In literary terms, Hazareesingh’s book can’t quite compete with C. L. R. James’s classic treatment of the same subject, The Black Jacobins (1937). But Hazareesingh benefits from decades’ worth of newly-identified sources, and he is able to do better justice to the many facets of this irreducibly complex man, a general who preferred to spare enemies, a liberator who became a reluctant tyrant and then a martyr, a Jesuit (at least till the Jesuits were kicked off the island for not being quite racist enough) who practiced vodou. (As a former fundamentalist, I will never be entirely comfortable amid such signs of syncretism; but I can hardly criticize Toussaint, living as I do in a country where the church and the cult of Mammon are so damnably blended.) Black Spartacus invites the reader to love Toussaint in all his contradictions, and to execrate the treatment of his country both before and since. The Haitians have endured two centuries of economic punishment because they dared to win a war – a war they hadn’t started – against white people.

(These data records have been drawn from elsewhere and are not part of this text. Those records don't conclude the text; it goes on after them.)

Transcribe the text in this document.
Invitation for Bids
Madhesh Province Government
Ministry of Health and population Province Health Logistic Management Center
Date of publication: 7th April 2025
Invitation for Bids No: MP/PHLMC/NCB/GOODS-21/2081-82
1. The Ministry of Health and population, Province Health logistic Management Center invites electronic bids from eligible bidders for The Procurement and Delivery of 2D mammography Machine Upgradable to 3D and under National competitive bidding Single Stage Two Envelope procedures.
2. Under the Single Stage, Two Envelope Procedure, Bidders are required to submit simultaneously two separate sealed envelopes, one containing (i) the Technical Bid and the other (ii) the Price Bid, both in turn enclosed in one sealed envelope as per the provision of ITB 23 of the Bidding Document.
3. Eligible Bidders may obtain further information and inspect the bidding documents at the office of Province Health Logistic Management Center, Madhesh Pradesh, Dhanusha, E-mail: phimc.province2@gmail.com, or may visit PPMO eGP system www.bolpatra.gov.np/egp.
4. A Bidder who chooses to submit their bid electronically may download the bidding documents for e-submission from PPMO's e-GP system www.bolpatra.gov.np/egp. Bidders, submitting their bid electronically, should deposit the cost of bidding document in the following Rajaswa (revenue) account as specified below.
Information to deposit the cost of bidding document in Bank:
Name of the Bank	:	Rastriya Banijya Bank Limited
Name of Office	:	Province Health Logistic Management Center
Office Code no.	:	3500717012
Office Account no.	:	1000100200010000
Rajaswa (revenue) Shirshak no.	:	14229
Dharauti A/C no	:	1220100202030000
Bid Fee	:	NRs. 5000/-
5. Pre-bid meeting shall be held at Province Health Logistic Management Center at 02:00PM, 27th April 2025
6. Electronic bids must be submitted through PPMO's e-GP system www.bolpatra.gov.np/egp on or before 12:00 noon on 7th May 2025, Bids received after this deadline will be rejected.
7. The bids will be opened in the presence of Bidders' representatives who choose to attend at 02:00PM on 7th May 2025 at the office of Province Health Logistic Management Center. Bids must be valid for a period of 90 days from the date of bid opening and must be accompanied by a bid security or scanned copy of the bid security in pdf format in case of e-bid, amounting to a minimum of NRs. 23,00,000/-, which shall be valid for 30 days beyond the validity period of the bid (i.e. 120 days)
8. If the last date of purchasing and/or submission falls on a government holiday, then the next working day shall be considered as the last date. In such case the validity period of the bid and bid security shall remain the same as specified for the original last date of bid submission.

Those centuries of punishment after the revolution, the history of theft and barbarity before it, and, yes, the violence – however defensive, and defensible – of that revolution itself, all attest to the difficulty of achieving a world governed by an idea as obvious and simple as the infinite worth of every human life. It is a task even more complex than Joyce’s attempt to unscramble what was scrambled at Babel. We will know we have begun to move toward it when nations like Haiti and the Philippines, having won their wars for national independence, begin to shake off the tyranny of economic dominance as well. We’ll be even closer when independence, national or personal, no longer seems like a nation’s only safety.